A: Around 90% of women find pigmentation increases in their skin during pregnancy. For some, their freckles become more obvious, while others develop chloasma, or ‘pregnancy mask’. This is a brownish stain, usually across the nose and cheeks, which fades after the birth. It’s harmless, but if you’re worried, use sunscreen and avoid too much sun exposure.
Lots of women develop linea negra too, a brown line that stretches from the pubic area to the belly button. This also fades after the birth, but never disappears. Other areas that often darken include the nipples, vulva and perineum. These changes are thought to be related to increased levels of progesterone, oestrogen and adrenal hormones.
Q: I normally sleep on my back, but I’ve heard this isn’t safe during pregnancy. Why is this?
A: It isn’t a good idea to lie flat on your back during the later stages of pregnancy, as the weight of your bump presses down on some major veins that carry blood back to your heart. This can cause you to feel dizzy and faint and, in theory, could interfere with the flow of blood and nutrients to your baby.
But don’t lie awake worrying about what position you should be in or be alarmed if you wake up on your back – you’ll naturally change position before it causes you or the baby any problems.
The best position is lying on your left side with a pillow under your bump and another pillow between your knees. It can be difficult to get comfy in any position, so it’s normal to toss and turn as you try to find what’s best for you.
Q: I’m 20 weeks pregnant and have a white discharge and itching inside my vagina. Could it be thrush?

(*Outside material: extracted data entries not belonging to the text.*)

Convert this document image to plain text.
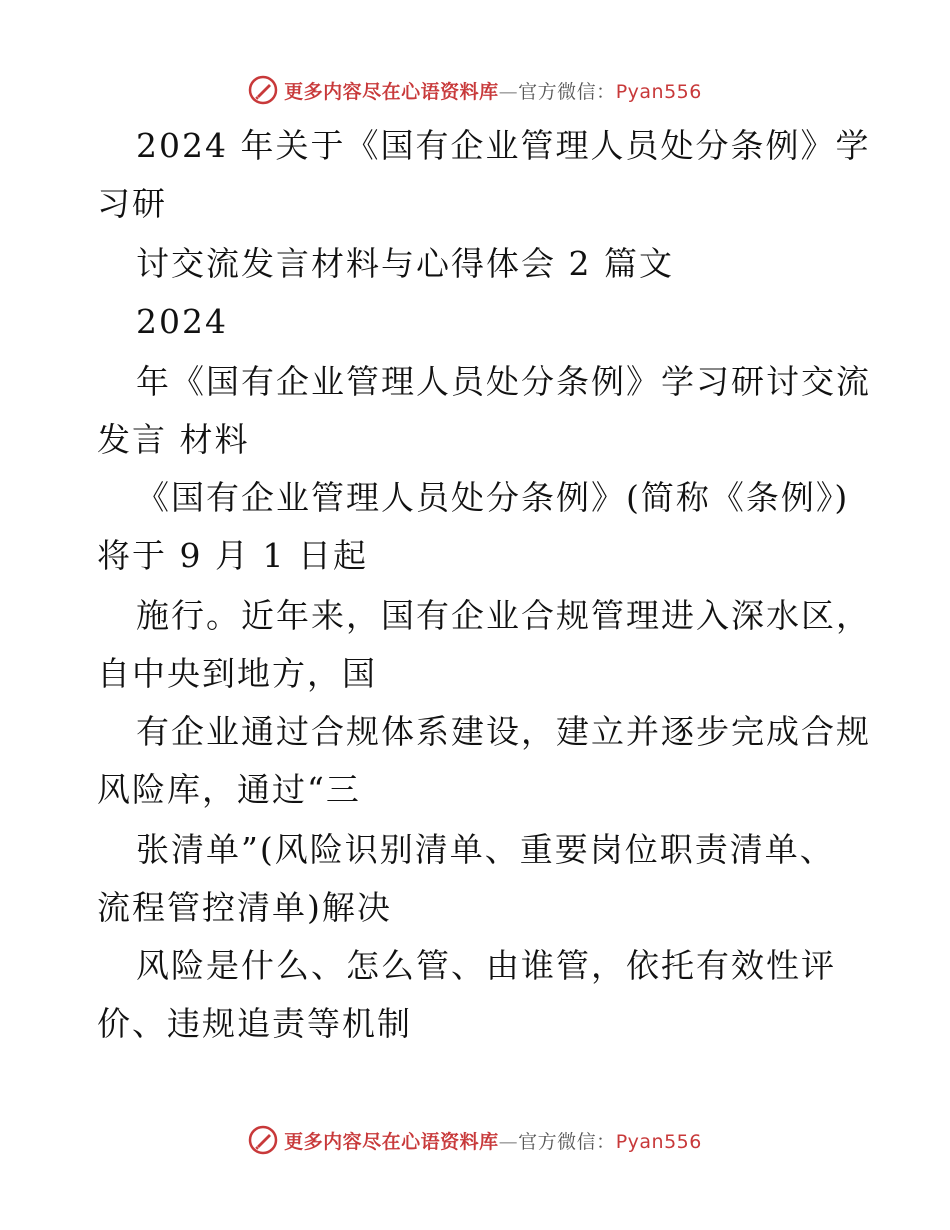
更多内容尽在心语资料库—官方微信：Pyan556
2024 年关于《国有企业管理人员处分条例》学
习研
讨交流发言材料与心得体会 2 篇文
2024
年《国有企业管理人员处分条例》学习研讨交流
发言 材料
《国有企业管理人员处分条例》(简称《条例》)
将于 9 月 1 日起
施行。近年来，国有企业合规管理进入深水区，
自中央到地方，国
有企业通过合规体系建设，建立并逐步完成合规
风险库，通过“三
张清单”(风险识别清单、重要岗位职责清单、
流程管控清单)解决
风险是什么、怎么管、由谁管，依托有效性评
价、违规追责等机制
更多内容尽在心语资料库—官方微信：Pyan556
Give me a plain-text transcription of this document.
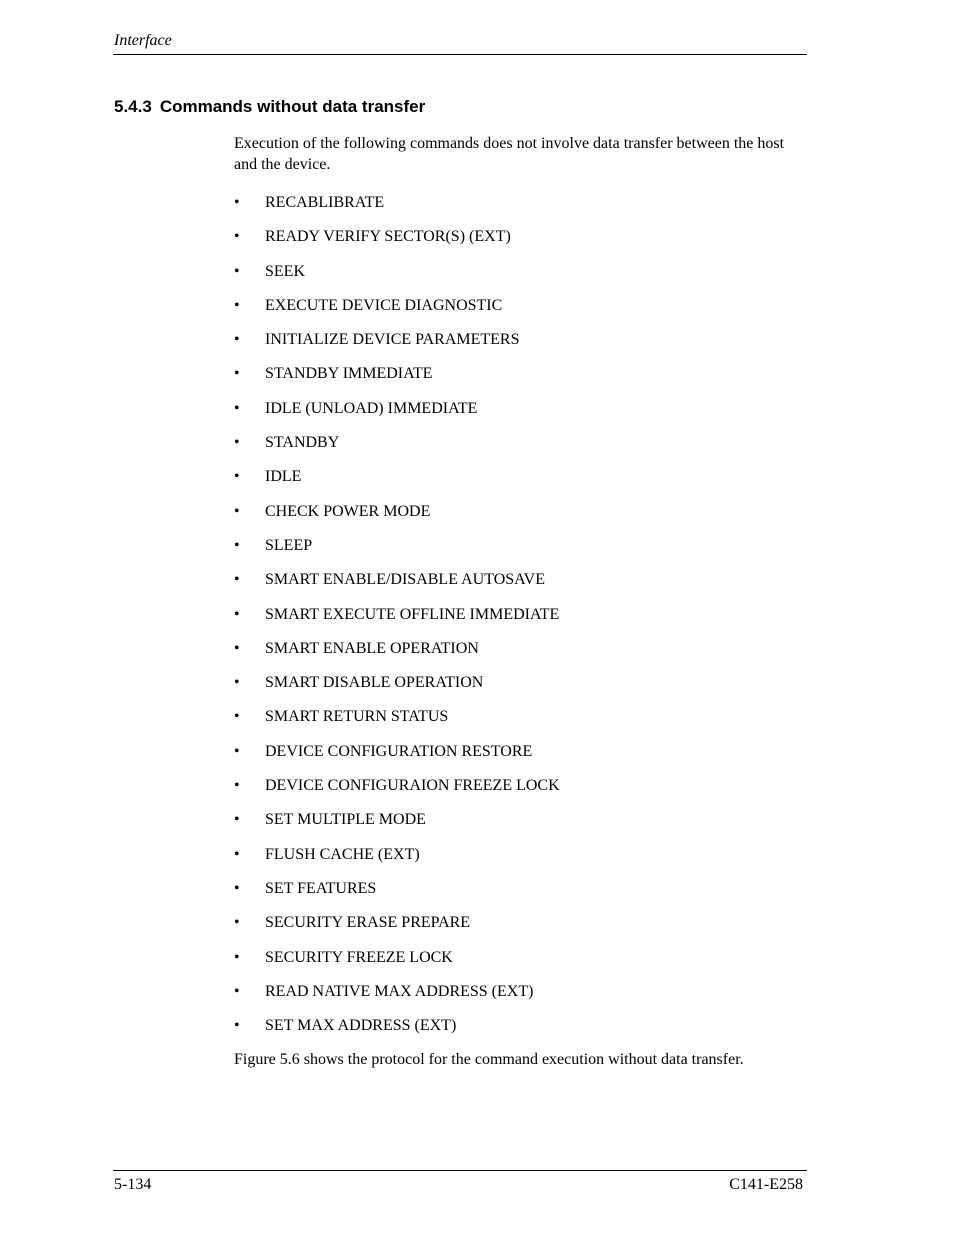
Interface
5.4.3 Commands without data transfer
Execution of the following commands does not involve data transfer between the host and the device.
• RECABLIBRATE
• READY VERIFY SECTOR(S) (EXT)
• SEEK
• EXECUTE DEVICE DIAGNOSTIC
• INITIALIZE DEVICE PARAMETERS
• STANDBY IMMEDIATE
• IDLE (UNLOAD) IMMEDIATE
• STANDBY
• IDLE
• CHECK POWER MODE
• SLEEP
• SMART ENABLE/DISABLE AUTOSAVE
• SMART EXECUTE OFFLINE IMMEDIATE
• SMART ENABLE OPERATION
• SMART DISABLE OPERATION
• SMART RETURN STATUS
• DEVICE CONFIGURATION RESTORE
• DEVICE CONFIGURAION FREEZE LOCK
• SET MULTIPLE MODE
• FLUSH CACHE (EXT)
• SET FEATURES
• SECURITY ERASE PREPARE
• SECURITY FREEZE LOCK
• READ NATIVE MAX ADDRESS (EXT)
• SET MAX ADDRESS (EXT)
Figure 5.6 shows the protocol for the command execution without data transfer.
5-134	C141-E258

A: Thrush is a yeast infection that’s very common in pregnancy. It thrives in warm, moist conditions and causes itching, soreness and thick, white discharge that often smells like yeast.
It certainly sounds like you’ve got thrush, but you should see your midwife or GP who can take a swab and send it to a lab to confirm. They can sort out a prescription for a vaginal pessary and cream to clear it up. Some women find that dabbing live natural yoghurt on the area can help clear the infection and soothe itching.
To stop thrush coming back, you should avoid strongly perfumed bubble baths and tight clothing. It’s a good idea for your partner to be treated too, as he can keep reinfecting you.